Por: Rodrigo Fonseca | Especial para o Correio da Manhã 

Iago Xavier, um achado do Ceará

Iago em cena com seu antagonista, o experiente Fábio Assunção, no elogiado 'Motel Destino', longa lançado pelo cearense Karim Aïnouz no Festival de Cannes | Foto: Divulgação

Um dos saldos mais positivos (para o Brasil) da passagem de "Motel Destino" pela competição de Cannes, na semana passada, foi a revelação de uma nova estrela: Iago Xavier. Selecionado num teste com quase 500 candidatos, o cearense de 24 anos, egresso do bairro de Pirambú, Fortaleza, atraiu holofotes do planisfério cinéfilo em massa em sua passagem pela Croisette no thriller erótico de Karim Aïnouz.

A força de sua atuação é galvanizada pela parceria com Nataly Rocha e Fábio Assunção, com quem forma um triângulo de prazer e de fúria.

"É algo gigante para quem é do Ceará ver o seu estado na tela de Cannes, e é também uma responsabilidade. Comecei a fazer teatro com 17 anos e quando entrei no teste para o filme não acreditava que conseguiria passar. A gente sempre duvida, né? Mas é bonito poder fazer parte de trabalhos que se comunicam com muitas pessoas", diz Iago ao Correio da Manhã.

Tem sempre areia nas camas do Motel Destino, hospedaria para amores fugazes localizada à beira de estrada numa praia do Ceará. É Dayana (papel de Nataly) que mantém a organização dos quartos. Ela ri quando fica nervosa. Ri num desatino quando o perigo se aproxima, mas sabe se zangar com clientes que inventam desculpas, fazem orgias ou inventam motivos para não pagar. Pensou que esse era o caso de Heraldo (personagem de Iago) quando o rapaz alegou ter sido roubado pela moça com quem passou a noite, antes de adormecer. Mas o sujeito falava a verdade. Não toda. Ele não contou, por exemplo, que está jurado de morte e que acabou de ter seu irmão assassinado. Ia matar um francês que mora na região, a mando de sua chefe, numa organização criminosa, mas negou fogo, ou melhor, atrasou-se para a missão - o que deu ruim... muito ruim. Mas Dayana se encanta por ele e tenta disfarçar o desejo que sente de seu companheiro (e misto de chefe), Elias (papel que pode dar a Fábio Assunção uma consagração há muito merecida na telona).

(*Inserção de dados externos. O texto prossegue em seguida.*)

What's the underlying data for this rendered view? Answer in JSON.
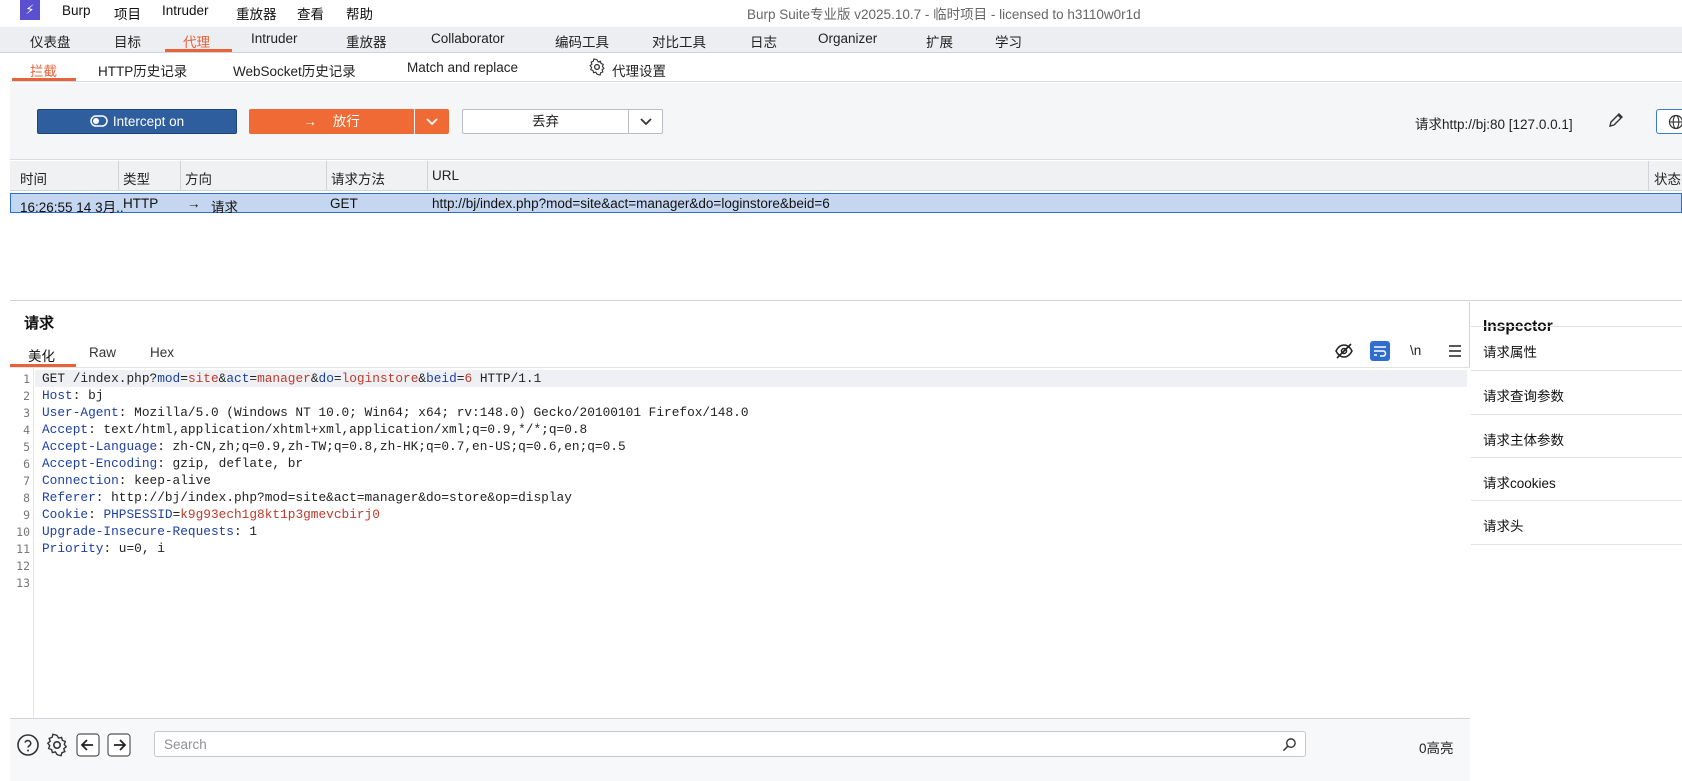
{
  "titlebar": {
    "logo": "⚡",
    "menus": [
      "Burp",
      "项目",
      "Intruder",
      "重放器",
      "查看",
      "帮助"
    ],
    "window_title": "Burp Suite专业版  v2025.10.7 - 临时项目 - licensed to h3110w0r1d"
  },
  "main_tabs": [
    "仪表盘",
    "目标",
    "代理",
    "Intruder",
    "重放器",
    "Collaborator",
    "编码工具",
    "对比工具",
    "日志",
    "Organizer",
    "扩展",
    "学习"
  ],
  "active_main_tab": "代理",
  "sub_tabs": [
    "拦截",
    "HTTP历史记录",
    "WebSocket历史记录",
    "Match and replace",
    "代理设置"
  ],
  "active_sub_tab": "拦截",
  "toolbar": {
    "intercept_label": "Intercept on",
    "forward_label": "放行",
    "drop_label": "丢弃",
    "request_info": "请求http://bj:80  [127.0.0.1]"
  },
  "table": {
    "columns": [
      "时间",
      "类型",
      "方向",
      "请求方法",
      "URL",
      "状态"
    ],
    "rows": [
      {
        "time": "16:26:55 14 3月..",
        "type": "HTTP",
        "direction": "请求",
        "method": "GET",
        "url": "http://bj/index.php?mod=site&act=manager&do=loginstore&beid=6"
      }
    ]
  },
  "request": {
    "title": "请求",
    "tabs": [
      "美化",
      "Raw",
      "Hex"
    ],
    "active_tab": "美化",
    "line_numbers": [
      "1",
      "2",
      "3",
      "4",
      "5",
      "6",
      "7",
      "8",
      "9",
      "10",
      "11",
      "12",
      "13"
    ],
    "lines": {
      "l1_method": "GET /index.php?",
      "l1_p1k": "mod",
      "l1_p1v": "site",
      "l1_p2k": "act",
      "l1_p2v": "manager",
      "l1_p3k": "do",
      "l1_p3v": "loginstore",
      "l1_p4k": "beid",
      "l1_p4v": "6",
      "l1_proto": " HTTP/1.1",
      "l2_k": "Host",
      "l2_v": ": bj",
      "l3_k": "User-Agent",
      "l3_v": ": Mozilla/5.0 (Windows NT 10.0; Win64; x64; rv:148.0) Gecko/20100101 Firefox/148.0",
      "l4_k": "Accept",
      "l4_v": ": text/html,application/xhtml+xml,application/xml;q=0.9,*/*;q=0.8",
      "l5_k": "Accept-Language",
      "l5_v": ": zh-CN,zh;q=0.9,zh-TW;q=0.8,zh-HK;q=0.7,en-US;q=0.6,en;q=0.5",
      "l6_k": "Accept-Encoding",
      "l6_v": ": gzip, deflate, br",
      "l7_k": "Connection",
      "l7_v": ": keep-alive",
      "l8_k": "Referer",
      "l8_v": ": http://bj/index.php?mod=site&act=manager&do=store&op=display",
      "l9_k": "Cookie",
      "l9_sep": ": ",
      "l9_ck": "PHPSESSID",
      "l9_cv": "k9g93ech1g8kt1p3gmevcbirj0",
      "l10_k": "Upgrade-Insecure-Requests",
      "l10_v": ": 1",
      "l11_k": "Priority",
      "l11_v": ": u=0, i"
    },
    "search_placeholder": "Search",
    "highlights": "0高亮",
    "newline_toggle": "\\n"
  },
  "inspector": {
    "title": "Inspector",
    "items": [
      "请求属性",
      "请求查询参数",
      "请求主体参数",
      "请求cookies",
      "请求头"
    ]
  },
  "colors": {
    "accent": "#e8633a",
    "intercept_blue": "#2e5e9e",
    "forward_orange": "#ef6a34",
    "selected_row": "#c5d7f0"
  }
}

"Heraldo é uma pessoa injustiçada, com um destino cruel, desamparado de amor. Vejo nele o peso das novas gerações que olham para as pessoas de gerações anteriores com uma cobrança de que elas possam resolver tudo", diz Iago.

A vontade que Dayana tem de se livrar desse Elias, um homem que só lhe trata bem quando quer chamego, é grande. Mas ela sabe quem tem direito a um percentual alto no faturamento do Destino, pois, afinal, trabalhou para isso. O problema é como tirar Elias do jogo.

Até esse questionamento vira à tona, Dayana já arrebatou a plateia do novo filme de Karim Aïnouz, exibido em competição no 77º Festival de Cannes, graças ao desempenho inquieto e cativante de sua intérprete, Nataly. Seu modo franco de falar a encaixa num rol de personagens nacionais que se expressam sem filtros, sendo direta e cortante. Igualmente arrebatador é o desempenho de Igor como Heraldo, um sonhador que anseia pela chance de ter sua oficina mecânica em São Paulo, deixando a rotina cearense para trás. Já Elias só pensa em ampliar seu motel. Vai para Fortaleza comprar brinquedinhos eróticos e pensa em obras para melhorar o atendimento. Ele só não pensa no bem-estar de Dayana. Nem é capaz de imaginar a trama digna de um filme dos Irmãos Coen (como "Gosto de Sangue" ou "Fargo") que se desenha ao seu redor.

"Karim é um cineasta com muita generosidade, com muita escuta para as opiniões da equipe e do elenco", diz Iago, que se expressa ainda na dança, no desenho e sobretudo na música. "Eu tenho um coletivo de reggae chamado Piraroots, que a gente coloca sempre na praça pra todo mundo curtir. Gosto de saber que posso ser um artista plural, que pode trabalhar em muitas frentes e levar minha cidade, meu bairro, meu estado até elas".